The Managed Funds Association ("MFA") made recommendations on how to simplify Form PF reporting by dually registered investment advisers and commodity pool operators ("dually registered firms"). In a letter to the CFTC, the MFA made the following suggestions for improving the accuracy and relevancy of information provided to regulators while reducing the regulatory burden for firms:

  1. adopt a single risk report for a dually registered firm by either consolidating Form PF and Form CPO-PQR into a single form, or permitting the dually registered firm to file only a single risk report with both the SEC and CFTC;
  2. require firms to file Forms PF on an annual basis, and reduce the update requirements applicable to large hedge fund advisers;
  3. mandate the use of alphanumeric identifiers within Form PF to protect the identity of firms and the funds they advise from the misuse of confidential information in the event of cyberattacks;
  4. revise certain questions in Form PF to focus more accurately on systemic risk, such as questions on counterparty credit risk, investment concentration and market stress; and
  5. eliminate questions that are duplicative or overly complex.

The MFA Letter includes a markup of Form PF, with recommended edits to specific questions.
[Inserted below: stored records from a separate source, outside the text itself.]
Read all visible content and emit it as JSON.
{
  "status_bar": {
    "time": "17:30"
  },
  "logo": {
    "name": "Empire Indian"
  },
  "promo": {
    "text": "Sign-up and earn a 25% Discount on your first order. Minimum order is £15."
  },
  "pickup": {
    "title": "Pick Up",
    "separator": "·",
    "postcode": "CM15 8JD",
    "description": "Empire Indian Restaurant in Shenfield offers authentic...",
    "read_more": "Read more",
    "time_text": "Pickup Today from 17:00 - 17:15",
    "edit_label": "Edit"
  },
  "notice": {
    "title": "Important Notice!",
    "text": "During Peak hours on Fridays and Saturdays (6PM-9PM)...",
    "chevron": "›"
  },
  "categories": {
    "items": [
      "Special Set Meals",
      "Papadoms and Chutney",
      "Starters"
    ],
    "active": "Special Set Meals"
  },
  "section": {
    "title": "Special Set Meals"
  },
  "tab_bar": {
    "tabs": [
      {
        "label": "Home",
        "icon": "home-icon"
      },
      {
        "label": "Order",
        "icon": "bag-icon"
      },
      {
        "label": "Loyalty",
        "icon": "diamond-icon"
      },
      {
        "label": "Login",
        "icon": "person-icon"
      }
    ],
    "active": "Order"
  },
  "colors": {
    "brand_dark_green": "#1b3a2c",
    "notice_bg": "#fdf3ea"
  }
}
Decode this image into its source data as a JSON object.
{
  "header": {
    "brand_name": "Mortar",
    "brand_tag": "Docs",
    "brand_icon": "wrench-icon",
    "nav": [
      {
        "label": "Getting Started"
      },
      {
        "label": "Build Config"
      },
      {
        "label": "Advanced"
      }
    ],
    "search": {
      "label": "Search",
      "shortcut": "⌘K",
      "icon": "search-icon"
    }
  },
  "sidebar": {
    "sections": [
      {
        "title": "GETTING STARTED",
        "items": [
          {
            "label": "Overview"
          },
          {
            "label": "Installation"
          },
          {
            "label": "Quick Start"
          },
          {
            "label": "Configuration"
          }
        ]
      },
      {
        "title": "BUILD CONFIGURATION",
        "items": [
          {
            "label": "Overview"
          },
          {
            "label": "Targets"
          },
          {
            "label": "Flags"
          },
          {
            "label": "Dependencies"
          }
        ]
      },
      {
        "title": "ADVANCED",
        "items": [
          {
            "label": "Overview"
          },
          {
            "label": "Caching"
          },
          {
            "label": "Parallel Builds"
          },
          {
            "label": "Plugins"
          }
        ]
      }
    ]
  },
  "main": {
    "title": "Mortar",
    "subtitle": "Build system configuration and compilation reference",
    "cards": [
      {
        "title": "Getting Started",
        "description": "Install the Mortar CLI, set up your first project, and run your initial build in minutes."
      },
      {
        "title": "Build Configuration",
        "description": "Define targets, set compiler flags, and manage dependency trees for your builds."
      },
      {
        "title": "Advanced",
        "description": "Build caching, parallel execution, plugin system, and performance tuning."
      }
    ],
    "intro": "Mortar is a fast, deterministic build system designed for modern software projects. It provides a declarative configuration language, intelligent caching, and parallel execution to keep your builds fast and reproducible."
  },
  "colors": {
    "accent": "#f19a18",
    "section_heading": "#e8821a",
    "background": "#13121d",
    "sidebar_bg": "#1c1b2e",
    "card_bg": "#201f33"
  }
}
Commentary / Steven Lofchie

The information collected by Form PF is almost entirely useless because the questions are badly drafted; it is likely that the authors of the questions did not fully understand the relevant law or the economics of the subject matter. Undertaking to improve the form by eliminating useless questions essentially means discarding the form as is. If the regulators want to maintain Form PF (or something under that moniker) as a useful document, they are going to have to go back to the beginning and rethink it entirely.